Die Idee einer Präsentationsprüfung erwächst aus der Einsicht, dass die selbstständige
Beschäftigung mit einem selbstgewählten Thema, dessen Erarbeitung und die ansprechende Vorstellung der Arbeitsergebnisse nicht nur das erforschende Lernen
sondern auch die Selbstverantwortung und Präsentationsfähigkeit der Schülerinnen und Schüler stärkt.
Die Lernenden beschäftigen sich also selbst über einen längeren Zeitraum mit einem
Themengegenstand und erarbeiten diesen anhand einer Leitfrage, die das Thema
problematisiert beziehungsweise handlungs- und produktionsorientiert durchdringt.

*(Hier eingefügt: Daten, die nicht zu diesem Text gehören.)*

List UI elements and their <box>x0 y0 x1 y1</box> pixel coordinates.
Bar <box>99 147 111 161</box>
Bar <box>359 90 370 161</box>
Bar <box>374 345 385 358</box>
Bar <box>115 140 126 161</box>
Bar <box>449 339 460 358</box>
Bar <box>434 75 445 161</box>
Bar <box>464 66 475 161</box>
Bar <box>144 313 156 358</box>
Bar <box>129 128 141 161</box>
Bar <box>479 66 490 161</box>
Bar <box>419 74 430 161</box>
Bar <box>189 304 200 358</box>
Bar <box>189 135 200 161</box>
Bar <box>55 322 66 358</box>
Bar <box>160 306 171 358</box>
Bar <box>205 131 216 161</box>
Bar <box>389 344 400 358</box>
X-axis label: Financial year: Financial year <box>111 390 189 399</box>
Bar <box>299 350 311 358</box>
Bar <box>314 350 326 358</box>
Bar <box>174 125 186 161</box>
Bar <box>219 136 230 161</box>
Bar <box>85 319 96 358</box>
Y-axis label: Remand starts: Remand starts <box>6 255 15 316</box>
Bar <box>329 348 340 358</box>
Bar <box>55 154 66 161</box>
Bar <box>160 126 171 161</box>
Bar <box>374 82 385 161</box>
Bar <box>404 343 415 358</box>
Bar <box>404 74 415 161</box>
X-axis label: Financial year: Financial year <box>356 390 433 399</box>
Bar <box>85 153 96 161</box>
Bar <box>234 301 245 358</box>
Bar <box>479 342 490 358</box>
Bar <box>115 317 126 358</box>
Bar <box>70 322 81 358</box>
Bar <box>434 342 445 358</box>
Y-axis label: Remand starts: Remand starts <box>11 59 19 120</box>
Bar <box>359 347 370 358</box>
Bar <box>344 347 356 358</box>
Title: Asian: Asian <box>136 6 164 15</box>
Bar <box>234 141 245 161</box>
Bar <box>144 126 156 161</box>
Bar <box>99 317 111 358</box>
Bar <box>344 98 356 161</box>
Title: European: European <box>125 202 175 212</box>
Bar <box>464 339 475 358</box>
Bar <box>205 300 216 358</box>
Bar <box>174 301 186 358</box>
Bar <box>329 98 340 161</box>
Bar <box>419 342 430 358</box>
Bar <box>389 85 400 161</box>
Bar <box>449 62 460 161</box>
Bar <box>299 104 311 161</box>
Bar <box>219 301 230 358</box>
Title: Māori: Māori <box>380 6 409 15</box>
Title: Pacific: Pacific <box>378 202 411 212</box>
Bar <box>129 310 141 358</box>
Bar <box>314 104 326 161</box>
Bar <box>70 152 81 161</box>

Alle Arbeitsschritte – von der Themenwahl über die Recherche, Gestaltung bis hin zur
Präsentation – erledigen die Schüler selbstständig, aber nicht allein, denn sie werden bei ihrem Projekt von einer Fachlehrkraft begleitet und unterstützt.
Als Ergebnis soll dann eine dem Thema und der Leitfrage angemessene Präsentation
entstehen, die in einem Kolloquium dargeboten wird. In einem anschließenden
Prüfungsgespräch werden dann gezielt Fragen zu den Ergebnissen, den Arbeitsschritten oder der Methodik an die Gruppe und an die einzelnen Gruppenmitglieder gerichtet.
An der Präsentationsprüfung in Klasse 10 müssen alle teilnehmen, die einen EBBR, MSA oder MSA GO anstreben.